Von diesen Begegnungen einigermaßen erschreckt, überdenken auch Ronny und Thea ihr derzeitiges Leben. Das vor allem aus Routine, Langeweile und wenig Aussicht auf Veränderung besteht. Dazu kommt, dass die beiden, trotz ihrer seit Schultagen bestehenden und gut funktionierenden Beziehung sehr unterschiedliche Vorstellungen von dem haben, was für sie ein gutes, glückliches Leben ausmacht. Ronny, der Lebemann, der sich am liebsten besonders schick anzieht, träumt von einem Leben in Paris, in der Metropole, umtost von Großstadtleben. Thea hingegen ist lieber in der Natur, am liebsten allein, weit weg von Stadt, Verkehr und Lärm. Ihr Traum ist eine monatelange Reise durch Neuseeland.

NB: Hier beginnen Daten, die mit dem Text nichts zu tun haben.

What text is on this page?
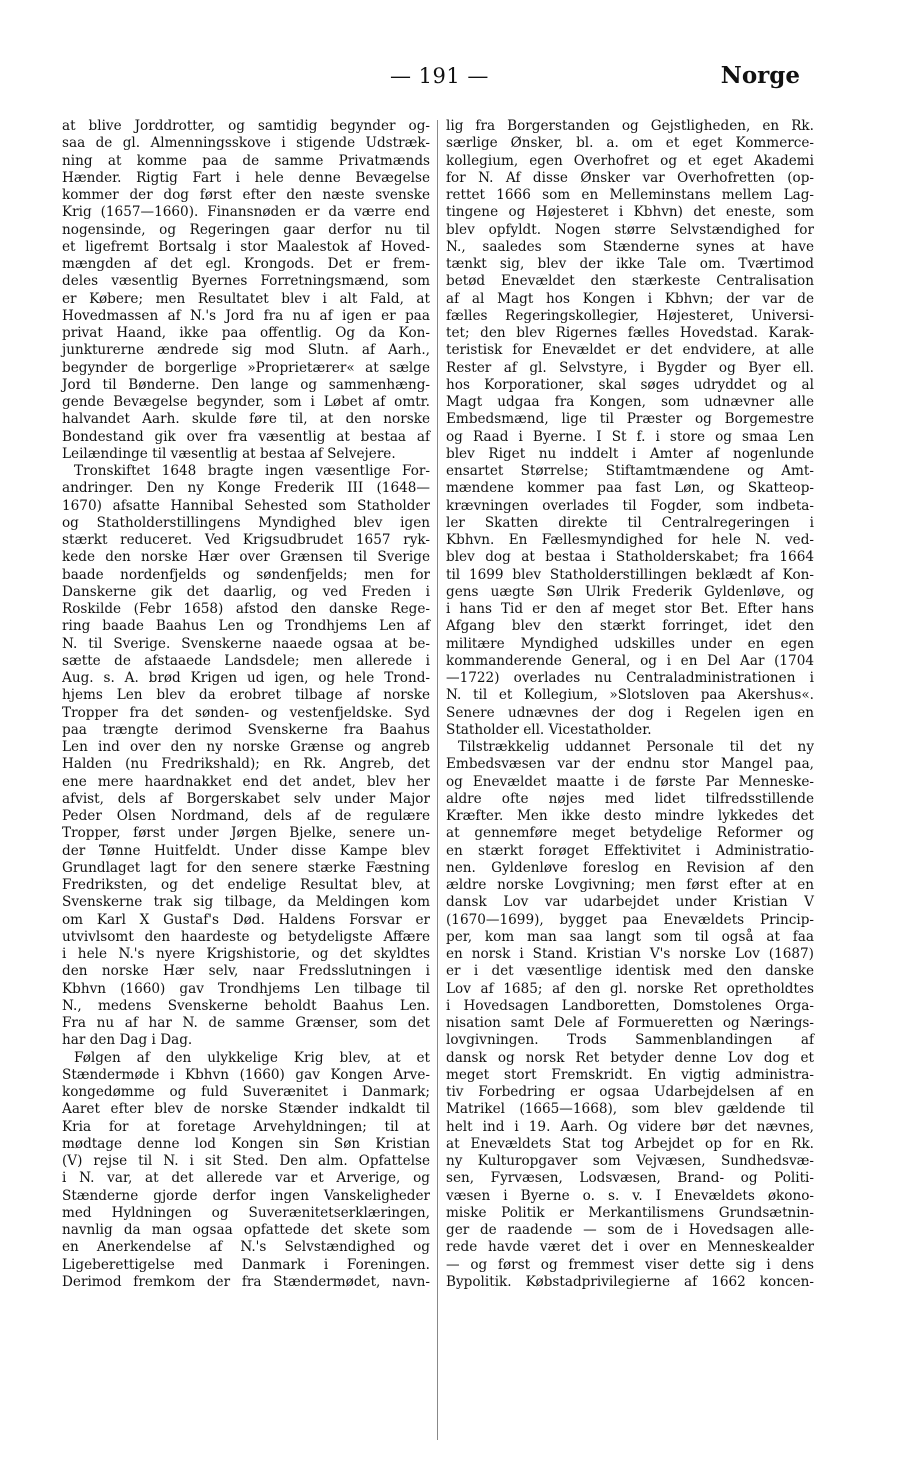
— 191 —	Norge
at blive Jorddrotter, og samtidig begynder og-
saa de gl. Almenningsskove i stigende Udstræk-
ning at komme paa de samme Privatmænds
Hænder. Rigtig Fart i hele denne Bevægelse
kommer der dog først efter den næste svenske
Krig (1657—1660). Finansnøden er da værre end
nogensinde, og Regeringen gaar derfor nu til
et ligefremt Bortsalg i stor Maalestok af Hoved-
mængden af det egl. Krongods. Det er frem-
deles væsentlig Byernes Forretningsmænd, som
er Købere; men Resultatet blev i alt Fald, at
Hovedmassen af N.'s Jord fra nu af igen er paa
privat Haand, ikke paa offentlig. Og da Kon-
junkturerne ændrede sig mod Slutn. af Aarh.,
begynder de borgerlige »Proprietærer« at sælge
Jord til Bønderne. Den lange og sammenhæng-
gende Bevægelse begynder, som i Løbet af omtr.
halvandet Aarh. skulde føre til, at den norske
Bondestand gik over fra væsentlig at bestaa af
Leilændinge til væsentlig at bestaa af Selvejere.
Tronskiftet 1648 bragte ingen væsentlige For-
andringer. Den ny Konge Frederik III (1648—
1670) afsatte Hannibal Sehested som Statholder
og Statholderstillingens Myndighed blev igen
stærkt reduceret. Ved Krigsudbrudet 1657 ryk-
kede den norske Hær over Grænsen til Sverige
baade nordenfjelds og søndenfjelds; men for
Danskerne gik det daarlig, og ved Freden i
Roskilde (Febr 1658) afstod den danske Rege-
ring baade Baahus Len og Trondhjems Len af
N. til Sverige. Svenskerne naaede ogsaa at be-
sætte de afstaaede Landsdele; men allerede i
Aug. s. A. brød Krigen ud igen, og hele Trond-
hjems Len blev da erobret tilbage af norske
Tropper fra det sønden- og vestenfjeldske. Syd
paa trængte derimod Svenskerne fra Baahus
Len ind over den ny norske Grænse og angreb
Halden (nu Fredrikshald); en Rk. Angreb, det
ene mere haardnakket end det andet, blev her
afvist, dels af Borgerskabet selv under Major
Peder Olsen Nordmand, dels af de regulære
Tropper, først under Jørgen Bjelke, senere un-
der Tønne Huitfeldt. Under disse Kampe blev
Grundlaget lagt for den senere stærke Fæstning
Fredriksten, og det endelige Resultat blev, at
Svenskerne trak sig tilbage, da Meldingen kom
om Karl X Gustaf's Død. Haldens Forsvar er
utvivlsomt den haardeste og betydeligste Affære
i hele N.'s nyere Krigshistorie, og det skyldtes
den norske Hær selv, naar Fredsslutningen i
Kbhvn (1660) gav Trondhjems Len tilbage til
N., medens Svenskerne beholdt Baahus Len.
Fra nu af har N. de samme Grænser, som det
har den Dag i Dag.
Følgen af den ulykkelige Krig blev, at et
Stændermøde i Kbhvn (1660) gav Kongen Arve-
kongedømme og fuld Suverænitet i Danmark;
Aaret efter blev de norske Stænder indkaldt til
Kria for at foretage Arvehyldningen; til at
mødtage denne lod Kongen sin Søn Kristian
(V) rejse til N. i sit Sted. Den alm. Opfattelse
i N. var, at det allerede var et Arverige, og
Stænderne gjorde derfor ingen Vanskeligheder
med Hyldningen og Suverænitetserklæringen,
navnlig da man ogsaa opfattede det skete som
en Anerkendelse af N.'s Selvstændighed og
Ligeberettigelse med Danmark i Foreningen.
Derimod fremkom der fra Stændermødet, navn-
lig fra Borgerstanden og Gejstligheden, en Rk.
særlige Ønsker, bl. a. om et eget Kommerce-
kollegium, egen Overhofret og et eget Akademi
for N. Af disse Ønsker var Overhofretten (op-
rettet 1666 som en Melleminstans mellem Lag-
tingene og Højesteret i Kbhvn) det eneste, som
blev opfyldt. Nogen større Selvstændighed for
N., saaledes som Stænderne synes at have
tænkt sig, blev der ikke Tale om. Tværtimod
betød Enevældet den stærkeste Centralisation
af al Magt hos Kongen i Kbhvn; der var de
fælles Regeringskollegier, Højesteret, Universi-
tet; den blev Rigernes fælles Hovedstad. Karak-
teristisk for Enevældet er det endvidere, at alle
Rester af gl. Selvstyre, i Bygder og Byer ell.
hos Korporationer, skal søges udryddet og al
Magt udgaa fra Kongen, som udnævner alle
Embedsmænd, lige til Præster og Borgemestre
og Raad i Byerne. I St f. i store og smaa Len
blev Riget nu inddelt i Amter af nogenlunde
ensartet Størrelse; Stiftamtmændene og Amt-
mændene kommer paa fast Løn, og Skatteop-
krævningen overlades til Fogder, som indbeta-
ler Skatten direkte til Centralregeringen i
Kbhvn. En Fællesmyndighed for hele N. ved-
blev dog at bestaa i Statholderskabet; fra 1664
til 1699 blev Statholderstillingen beklædt af Kon-
gens uægte Søn Ulrik Frederik Gyldenløve, og
i hans Tid er den af meget stor Bet. Efter hans
Afgang blev den stærkt forringet, idet den
militære Myndighed udskilles under en egen
kommanderende General, og i en Del Aar (1704
—1722) overlades nu Centraladministrationen i
N. til et Kollegium, »Slotsloven paa Akershus«.
Senere udnævnes der dog i Regelen igen en
Statholder ell. Vicestatholder.
Tilstrækkelig uddannet Personale til det ny
Embedsvæsen var der endnu stor Mangel paa,
og Enevældet maatte i de første Par Menneske-
aldre ofte nøjes med lidet tilfredsstillende
Kræfter. Men ikke desto mindre lykkedes det
at gennemføre meget betydelige Reformer og
en stærkt forøget Effektivitet i Administratio-
nen. Gyldenløve foreslog en Revision af den
ældre norske Lovgivning; men først efter at en
dansk Lov var udarbejdet under Kristian V
(1670—1699), bygget paa Enevældets Princip-
per, kom man saa langt som til også at faa
en norsk i Stand. Kristian V's norske Lov (1687)
er i det væsentlige identisk med den danske
Lov af 1685; af den gl. norske Ret opretholdtes
i Hovedsagen Landboretten, Domstolenes Orga-
nisation samt Dele af Formueretten og Nærings-
lovgivningen. Trods Sammenblandingen af
dansk og norsk Ret betyder denne Lov dog et
meget stort Fremskridt. En vigtig administra-
tiv Forbedring er ogsaa Udarbejdelsen af en
Matrikel (1665—1668), som blev gældende til
helt ind i 19. Aarh. Og videre bør det nævnes,
at Enevældets Stat tog Arbejdet op for en Rk.
ny Kulturopgaver som Vejvæsen, Sundhedsvæ-
sen, Fyrvæsen, Lodsvæsen, Brand- og Politi-
væsen i Byerne o. s. v. I Enevældets økono-
miske Politik er Merkantilismens Grundsætnin-
ger de raadende — som de i Hovedsagen alle-
rede havde været det i over en Menneskealder
— og først og fremmest viser dette sig i dens
Bypolitik. Købstadprivilegierne af 1662 koncen-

So beschließen die beiden Menschen, trotz ihrer immer noch vorhandenen großen Liebe zueinander, sich zu trennen, von nun an getrennt nur noch ihren Träumen zu folgen. Sie vermieten ihr Haus, kündigen ihre Jobs und planen ihre Zukunft neu. Das passt vor allem ihren drei Töchtern zuerst überhaupt nicht, doch Thea und Ronny ziehen das durch.

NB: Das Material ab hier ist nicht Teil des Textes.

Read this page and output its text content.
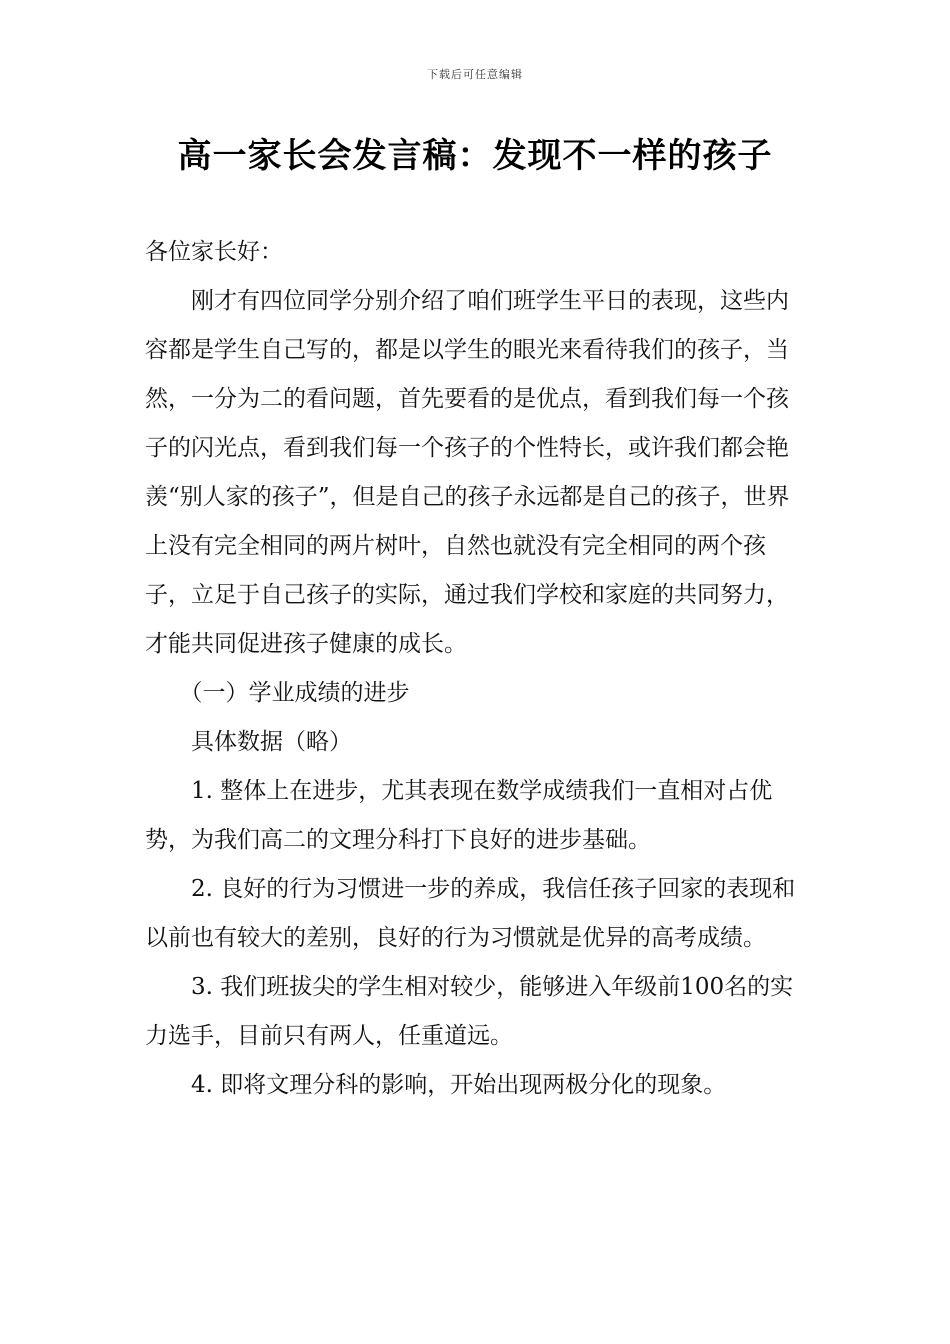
下载后可任意编辑
高一家长会发言稿：发现不一样的孩子

各位家长好：

刚才有四位同学分别介绍了咱们班学生平日的表现，这些内容都是学生自己写的，都是以学生的眼光来看待我们的孩子，当然，一分为二的看问题，首先要看的是优点，看到我们每一个孩子的闪光点，看到我们每一个孩子的个性特长，或许我们都会艳羡“别人家的孩子”，但是自己的孩子永远都是自己的孩子，世界上没有完全相同的两片树叶，自然也就没有完全相同的两个孩子，立足于自己孩子的实际，通过我们学校和家庭的共同努力，才能共同促进孩子健康的成长。

（一）学业成绩的进步

具体数据（略）

1. 整体上在进步，尤其表现在数学成绩我们一直相对占优势，为我们高二的文理分科打下良好的进步基础。

2. 良好的行为习惯进一步的养成，我信任孩子回家的表现和以前也有较大的差别，良好的行为习惯就是优异的高考成绩。

3. 我们班拔尖的学生相对较少，能够进入年级前100名的实力选手，目前只有两人，任重道远。

4. 即将文理分科的影响，开始出现两极分化的现象。
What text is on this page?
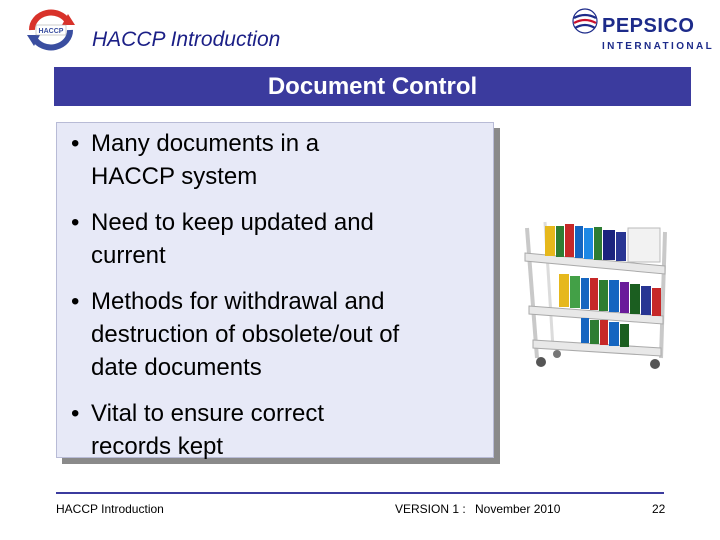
HACCP HACCP Introduction
PEPSICO
INTERNATIONAL
Document Control
• Many documents in a
HACCP system
• Need to keep updated and
current
• Methods for withdrawal and
destruction of obsolete/out of
date documents
• Vital to ensure correct
records kept
HACCP Introduction	VERSION 1 : November 2010	22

Er reist nach Paris, wo er eine Wohnung online gemietet hat, sie bucht einen Flug nach Neuseeland – was ihr ein arg schlechtes Gewissen bereitet wegen des immensen CO2-Fußabdrucks. Denn Thea ist sehr umweltbewusst, was im Roman leider zu penetrant und oftmals unpassend herausgekehrt wird.
Doch sowohl Ronny wie auch Thea macht das Schicksal einen Strich durch ihre Pläne, es kommt anders als gewünscht und geplant. So landet Ronny in Paris im Hotel und wird, weil er so unverschämt gut aussieht, was ständig betont wird, als Dressman engagiert. Thea hingegen reist statt nach Neuseeland mit dem Fahrrad nach Südfrankreich, wo sie sofort tatkräftig in einem Hotel agiert.
Natürlich findet all das bei penetrant strahlendem Sonnenschein statt, sowohl am Himmel wie in den Gemütern. Alle, denen vor allem Thea begegnet, sind immer sofort gute Freunde, alle haben sich immer total lieb. Und ebenso natürlich liegen sich auch am Ende alle wieder glückselig in den Armen.
So sehr der Roman unterhält und so sehr er auf seine Art ein Wohlfühlroman sein mag, so ungewöhnlich die Ausgangsidee ist – wobei man sich schon fragt, warum gleich die komplette Trennung sein muss und die Beiden nicht einfach eine befristete Auszeit nehmen -, so seicht ist er andererseits. Der Schreibstil von Carla Berling ist so fröhlich und abwechslungsreich wie man es von ihr kennt. Der Anfang, als Thea und Ronny ihre alten Freunde aufsuchen und die erschreckenden Entwicklungen dort beobachten, ist sehr witzig und vor allem sehr abwechslungsreich. Danach aber wird er mir zu platt, zu penetrant gut gelaunt. Ein wenig mehr Dilemma, ein wenig mehr Gewürz hätte der Geschichte durchaus gutgetan.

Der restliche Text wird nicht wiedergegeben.